I'm going to prove that $4$ is minimum. Obviously one 0 is impossible because no matter how many factorials to you "assign" it, you will still get 1. Similarly, if we use two 0's, we get $(0! + 0!) = 2$ , no matter how many factorials to you "assign" it, you will still get 2.

Now if there three 0's, the only possible beginning step is $(0! + 0! + 0!)!$ which is divisible by 6, so no matter how many factorials you assign to it, it will always be divisible by 6. But 80000 is not divisible by 6. So three 0's is impossible too. We are left to show that four 0's is possible.

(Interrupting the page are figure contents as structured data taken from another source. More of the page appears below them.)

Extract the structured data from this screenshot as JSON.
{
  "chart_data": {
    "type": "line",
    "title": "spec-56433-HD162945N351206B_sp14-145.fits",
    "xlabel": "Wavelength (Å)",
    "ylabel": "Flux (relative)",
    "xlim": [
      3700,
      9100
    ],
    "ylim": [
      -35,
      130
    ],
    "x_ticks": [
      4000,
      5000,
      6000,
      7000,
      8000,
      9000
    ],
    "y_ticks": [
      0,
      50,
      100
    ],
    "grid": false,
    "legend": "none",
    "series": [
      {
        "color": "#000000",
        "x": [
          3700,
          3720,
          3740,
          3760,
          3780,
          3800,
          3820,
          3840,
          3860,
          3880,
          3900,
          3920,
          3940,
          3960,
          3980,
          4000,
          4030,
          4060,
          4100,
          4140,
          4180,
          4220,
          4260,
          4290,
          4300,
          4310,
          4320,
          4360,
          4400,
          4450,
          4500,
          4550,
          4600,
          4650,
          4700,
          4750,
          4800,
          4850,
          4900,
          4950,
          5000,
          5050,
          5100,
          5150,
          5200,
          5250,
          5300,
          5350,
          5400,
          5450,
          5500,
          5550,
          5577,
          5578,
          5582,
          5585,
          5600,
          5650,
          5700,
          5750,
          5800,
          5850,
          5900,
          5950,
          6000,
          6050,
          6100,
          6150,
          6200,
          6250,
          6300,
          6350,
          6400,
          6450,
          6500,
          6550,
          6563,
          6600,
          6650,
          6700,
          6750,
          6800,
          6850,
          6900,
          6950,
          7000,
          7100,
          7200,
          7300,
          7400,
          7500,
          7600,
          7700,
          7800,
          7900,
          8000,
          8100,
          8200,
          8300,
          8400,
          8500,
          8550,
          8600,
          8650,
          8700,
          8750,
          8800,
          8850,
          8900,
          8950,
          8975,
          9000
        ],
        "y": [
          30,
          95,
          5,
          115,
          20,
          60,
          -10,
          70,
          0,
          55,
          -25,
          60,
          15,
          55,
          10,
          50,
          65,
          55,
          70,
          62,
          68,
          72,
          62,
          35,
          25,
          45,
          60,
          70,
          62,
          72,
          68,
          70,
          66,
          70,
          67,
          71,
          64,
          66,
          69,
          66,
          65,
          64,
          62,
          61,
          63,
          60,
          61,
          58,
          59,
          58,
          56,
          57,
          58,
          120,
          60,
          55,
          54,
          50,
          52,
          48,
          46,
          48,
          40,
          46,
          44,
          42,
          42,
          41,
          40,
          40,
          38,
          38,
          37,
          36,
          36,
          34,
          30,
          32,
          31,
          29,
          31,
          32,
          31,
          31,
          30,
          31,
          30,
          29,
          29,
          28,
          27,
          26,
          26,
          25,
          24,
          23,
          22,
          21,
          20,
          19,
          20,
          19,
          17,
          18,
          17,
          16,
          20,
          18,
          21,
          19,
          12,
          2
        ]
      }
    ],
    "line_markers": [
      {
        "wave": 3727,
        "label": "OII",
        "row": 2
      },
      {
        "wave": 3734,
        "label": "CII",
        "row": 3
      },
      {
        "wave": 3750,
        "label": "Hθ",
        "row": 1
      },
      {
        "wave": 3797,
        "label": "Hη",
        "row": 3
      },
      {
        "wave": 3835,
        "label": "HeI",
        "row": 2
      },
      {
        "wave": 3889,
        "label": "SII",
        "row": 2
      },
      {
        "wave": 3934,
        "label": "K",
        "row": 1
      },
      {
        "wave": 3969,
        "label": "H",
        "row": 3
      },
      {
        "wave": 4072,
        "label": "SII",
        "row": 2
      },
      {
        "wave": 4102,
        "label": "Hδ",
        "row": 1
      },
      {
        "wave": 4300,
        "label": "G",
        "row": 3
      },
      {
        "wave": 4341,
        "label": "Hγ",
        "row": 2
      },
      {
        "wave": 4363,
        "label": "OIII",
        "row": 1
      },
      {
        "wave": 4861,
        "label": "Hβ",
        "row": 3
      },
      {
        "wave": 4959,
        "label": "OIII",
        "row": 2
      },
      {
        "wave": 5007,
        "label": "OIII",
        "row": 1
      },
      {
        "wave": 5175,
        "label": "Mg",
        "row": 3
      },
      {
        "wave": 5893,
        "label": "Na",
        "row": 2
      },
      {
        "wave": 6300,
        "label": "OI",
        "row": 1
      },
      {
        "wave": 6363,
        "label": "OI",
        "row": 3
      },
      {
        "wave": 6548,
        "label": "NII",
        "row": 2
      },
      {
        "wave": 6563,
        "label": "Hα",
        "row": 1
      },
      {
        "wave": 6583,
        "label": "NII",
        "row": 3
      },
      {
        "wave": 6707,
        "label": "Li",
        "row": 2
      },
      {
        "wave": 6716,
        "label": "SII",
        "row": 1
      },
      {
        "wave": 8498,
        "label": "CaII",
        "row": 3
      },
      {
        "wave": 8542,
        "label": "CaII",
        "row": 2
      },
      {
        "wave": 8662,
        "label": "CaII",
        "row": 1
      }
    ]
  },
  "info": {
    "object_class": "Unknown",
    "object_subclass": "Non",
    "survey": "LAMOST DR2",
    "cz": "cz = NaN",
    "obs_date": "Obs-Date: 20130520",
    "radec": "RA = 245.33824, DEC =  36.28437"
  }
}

$\Large {\begin{aligned} && \Bigg [ \bigg[ \quad(0! +0! + 0! + 0!)!! \quad \bigg]!!! \quad \Bigg ]!^{(30)} \\ & = & \Bigg [ \bigg[ \quad 4!! \quad \bigg]!!! \quad \Bigg ]!^{(30)} \\ & = & \Bigg [ [ 2 \times 4 ]!!! \quad \Bigg ]!^{(30)} \\ & = & \Bigg [ \quad 8 !!! \quad \Bigg ]!^{(30)} \\ & = & \Bigg [ \quad 2\times 5 \times 8 \quad \Bigg ]!^{(30)} \\ & = & \Bigg [ \quad 80 \quad \Bigg ]!^{(30)} \\ & = & 20 \times50\times80 = 80000 \end{aligned} }$

My thought process is that basically a mulitfactorial of a number is the product of terms of an arithmetic progression (A.P.). So we just need to find a few A.P terms such that their product is 80000, which is $20\times50\times80$ . Repeat the process again. How do we get 80? It's a product of another few terms of an A.P, in this case $80 = 2\times 5\times 8$ . And how do we get $8$ ? It's $2 \times 4$ .